Dominance: The True Driver of Marketplace Success
By Baris Guzel

A common misconception in the marketplace world is that sheer scale always equates to success. Many believe that accumulating gross merchandise volume (GMV) across numerous geographies or categories is the most reliable path to profitability and long-term value. This could lead Boards to prematurely push marketplace companies into new geographic expansions. Yet, does this truly generate enduring value?
I recall a particularly insightful business school case study on Schibsted, the Norwegian media giant known for its extensive online classifieds empire. Their internal analysis of diverse portfolios, including real estate and job sites, revealed a striking pattern: profitability wasn't merely a function of being the top player in a market. It was directly correlated with the magnitude of their lead over the second-largest competitor. The greater the market share differential, the higher their margins. This underscored a crucial insight: in marketplaces, leadership isn't enough - domination is key.

Source: Schibsted Case Study- CBS Case Competition
Market dominance drives growth by creating a virtuous cycle: greater market share leads to denser networks, improving matching, reducing churn, and increasing pricing power. This boosts profits, allowing reinvestment in algorithms and supply, amplifying improvements and lowering unit costs. Dominating one market also facilitates expansion into others, creating a robust flywheel. This concept, rooted in economic principles from Adam Smith’s “The Wealth of Nations” to modern platforms, highlights how a leading player can optimally match supply and demand, minimize churn, and capture value. Spreading resources thinly, however, dilutes these benefits, leading to fragmented operations and subsidies. True market dominance compounds benefits, resulting in higher utilization, superior data, and significant entry barriers that enhance margins and equity.
As an investor, I’ve been fortunate to partner with some of the most impressive marketplace businesses, including Xometry ($XMTR - for details), Mapillary (acquired by Meta), and Macrofab, among others. As I've observed over time, the real prize isn't sheer scale for scale's sake. It's dominance in a core market. True dominance creates network effects that are hard to replicate, drives pricing power, and ultimately unlocks higher margins. To test this, let's examine Uber in the U.S. ride-sharing market.
Market Cap tells the same tale
Uber's journey offers a clear case study: as its market share solidified in its home turf, EBITDA margins improved significantly. I've pulled historical data on U.S. market share and adjusted EBITDA margins (based on Uber and Lyft’s SEC filings and, Wall Street Research)
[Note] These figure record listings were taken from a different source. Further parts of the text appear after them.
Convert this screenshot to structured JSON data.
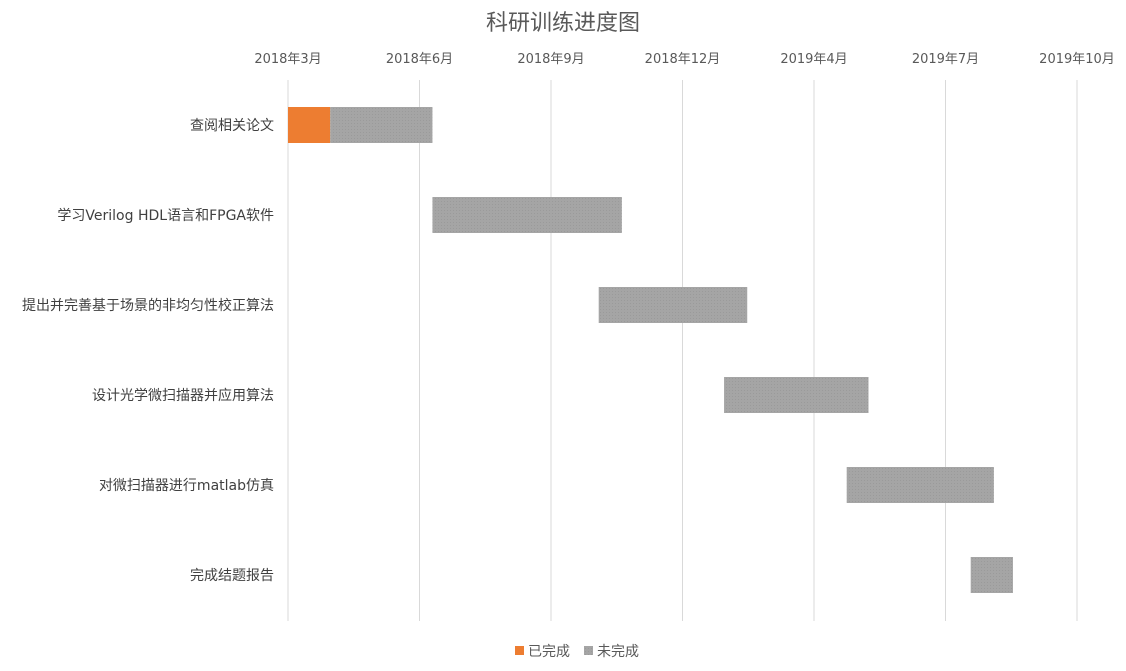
{
  "chart_data": {
    "type": "gantt",
    "title": "科研训练进度图",
    "xaxis_position": "top",
    "x_ticks": [
      "2018年3月",
      "2018年6月",
      "2018年9月",
      "2018年12月",
      "2019年4月",
      "2019年7月",
      "2019年10月"
    ],
    "xlim": [
      "2018-03",
      "2019-10"
    ],
    "grid": true,
    "legend": {
      "position": "bottom",
      "entries": [
        "已完成",
        "未完成"
      ]
    },
    "colors": {
      "done": "#ED7D31",
      "todo": "#A5A5A5"
    },
    "tasks": [
      {
        "name": "查阅相关论文",
        "start": "2018-03",
        "done_end": "2018-04",
        "end": "2018-06-15"
      },
      {
        "name": "学习Verilog HDL语言和FPGA软件",
        "start": "2018-06-15",
        "done_end": "2018-06-15",
        "end": "2018-11-01"
      },
      {
        "name": "提出并完善基于场景的非均匀性校正算法",
        "start": "2018-10-15",
        "done_end": "2018-10-15",
        "end": "2019-02-01"
      },
      {
        "name": "设计光学微扫描器并应用算法",
        "start": "2019-01-15",
        "done_end": "2019-01-15",
        "end": "2019-05-01"
      },
      {
        "name": "对微扫描器进行matlab仿真",
        "start": "2019-04-15",
        "done_end": "2019-04-15",
        "end": "2019-08-01"
      },
      {
        "name": "完成结题报告",
        "start": "2019-07-15",
        "done_end": "2019-07-15",
        "end": "2019-08-15"
      }
    ]
  }
}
Interestingly, equity value, as measured by year-end market cap, appears to track EBITDA margins more closely than gross merchandise volume (GMV). The charts below illustrate this correlation, excluding the anomalous 2020 market cap surge influenced by COVID-19 and ZIRP. The correlation between EBITDA margins and market cap is notably stronger than that between GMV and market cap. This analysis, however, is based on a limited dataset and involves several assumptions.
We see that the investors didn’t award Uber for doubling GMV in 2022; they waited for margin proof:
- 2022: GMV & share up, but margins shallow, so the market cap stalled near $50 bn.
- 2023-24: Margins broke double digits, as a result market cap leapt to ~$130 bn
Clearly, public markets price sustainable profit, not just blistering growth.


TL;DR: The GMV vanity trap
If you’re building or evaluating a marketplace:
- Focus on your core: Win a key geography or vertical first: dominance there is what unlocks leverage.
- Prove unit economics: Show stable, reproducible margins at scale before chasing expansion stories.
Beware fragmented growth: Aggregating modest share across dozens of markets can mask underlying losses.